【ショートショート】超能力を持つ男の日常
ケンジは特別な能力を持っていた。彼は他人の心を読むことができる。その能力を手に入れたのは思春期の頃で、最初は頭の中に他人の考えが流れ込んでくることに混乱し、恐怖すら感じた。しかし、今ではそれが彼の日常となり、まるで耳に背景の音が入るようなものになっていた。
毎朝、ケンジは通勤ラッシュの中で人々の思考を聞き流す。疲れた顔で電車に乗るサラリーマン、スマホを見つめる学生、隣の席で化粧をしている女性。それぞれの頭の中で、愚痴、悩み、希望、そして些細な考えが入り混じり、彼の意識に流れ込んでくる。
「今日もまた会議か…うんざりだな。」
「彼から返事が来ない…どうして?」
「上司の顔、ほんとムカつくんだよな。」
これらの声を、ケンジは特に気にすることなく聞き流していた。心を読むことは一見便利そうだが、実際にはただの雑音に過ぎなかった。誰もが抱える不満や不安が、何のフィルターもなく流れ込んでくることで、ケンジは他人との距離を保つことがますます難しくなっていた。

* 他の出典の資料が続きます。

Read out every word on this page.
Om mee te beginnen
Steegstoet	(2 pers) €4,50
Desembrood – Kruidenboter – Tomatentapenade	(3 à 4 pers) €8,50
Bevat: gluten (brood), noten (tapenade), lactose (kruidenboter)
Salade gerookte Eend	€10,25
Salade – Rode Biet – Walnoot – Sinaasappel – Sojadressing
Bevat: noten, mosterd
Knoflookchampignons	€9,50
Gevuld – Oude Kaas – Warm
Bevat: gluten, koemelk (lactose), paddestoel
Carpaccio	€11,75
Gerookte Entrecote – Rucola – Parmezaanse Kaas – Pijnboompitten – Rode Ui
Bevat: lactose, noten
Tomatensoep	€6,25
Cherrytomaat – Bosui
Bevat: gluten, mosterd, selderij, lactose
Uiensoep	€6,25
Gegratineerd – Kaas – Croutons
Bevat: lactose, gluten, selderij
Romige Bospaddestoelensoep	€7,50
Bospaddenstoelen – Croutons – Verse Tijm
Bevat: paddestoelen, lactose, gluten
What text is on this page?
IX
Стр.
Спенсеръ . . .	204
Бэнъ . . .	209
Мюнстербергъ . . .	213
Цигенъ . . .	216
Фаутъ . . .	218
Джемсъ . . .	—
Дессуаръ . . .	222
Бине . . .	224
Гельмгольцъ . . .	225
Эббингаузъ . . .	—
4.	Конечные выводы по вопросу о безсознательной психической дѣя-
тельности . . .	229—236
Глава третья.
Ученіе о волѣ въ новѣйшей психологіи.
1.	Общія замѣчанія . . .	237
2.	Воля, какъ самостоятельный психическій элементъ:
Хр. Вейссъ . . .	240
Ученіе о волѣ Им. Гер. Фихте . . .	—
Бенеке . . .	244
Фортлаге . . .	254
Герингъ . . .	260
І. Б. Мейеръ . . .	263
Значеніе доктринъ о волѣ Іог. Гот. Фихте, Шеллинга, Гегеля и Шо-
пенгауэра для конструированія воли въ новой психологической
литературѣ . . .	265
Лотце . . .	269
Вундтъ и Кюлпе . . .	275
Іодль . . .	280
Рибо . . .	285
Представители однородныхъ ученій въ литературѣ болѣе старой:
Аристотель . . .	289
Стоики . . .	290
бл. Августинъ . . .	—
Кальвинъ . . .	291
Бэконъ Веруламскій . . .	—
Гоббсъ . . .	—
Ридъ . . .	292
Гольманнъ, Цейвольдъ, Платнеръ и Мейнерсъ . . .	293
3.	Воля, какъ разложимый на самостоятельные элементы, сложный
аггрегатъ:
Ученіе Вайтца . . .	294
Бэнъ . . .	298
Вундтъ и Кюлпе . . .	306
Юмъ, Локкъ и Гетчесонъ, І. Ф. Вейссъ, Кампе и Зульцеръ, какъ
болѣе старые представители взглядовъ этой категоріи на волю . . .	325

ある日、ケンジはオフィスで部長に呼ばれた。どうやら新しいプロジェクトのリーダーに任命されたらしい。部長が微笑みながら彼に話す間も、ケンジの頭の中には部長の心の声が聞こえてきた。
「ケンジは仕事ができるからな…いや、ただ他に適任者がいないんだよ。断られても困るし、まぁ無難にやってくれればいい。」
部長の口からは「期待しているよ」と言葉が出てきたが、心の声は全く違っていた。ケンジは笑顔で頷いたものの、心の中でため息をついた。仕事での評価も、他人の思考を通して見てしまうと、表面的な言葉がどれほど軽いものかが分かりすぎてしまった。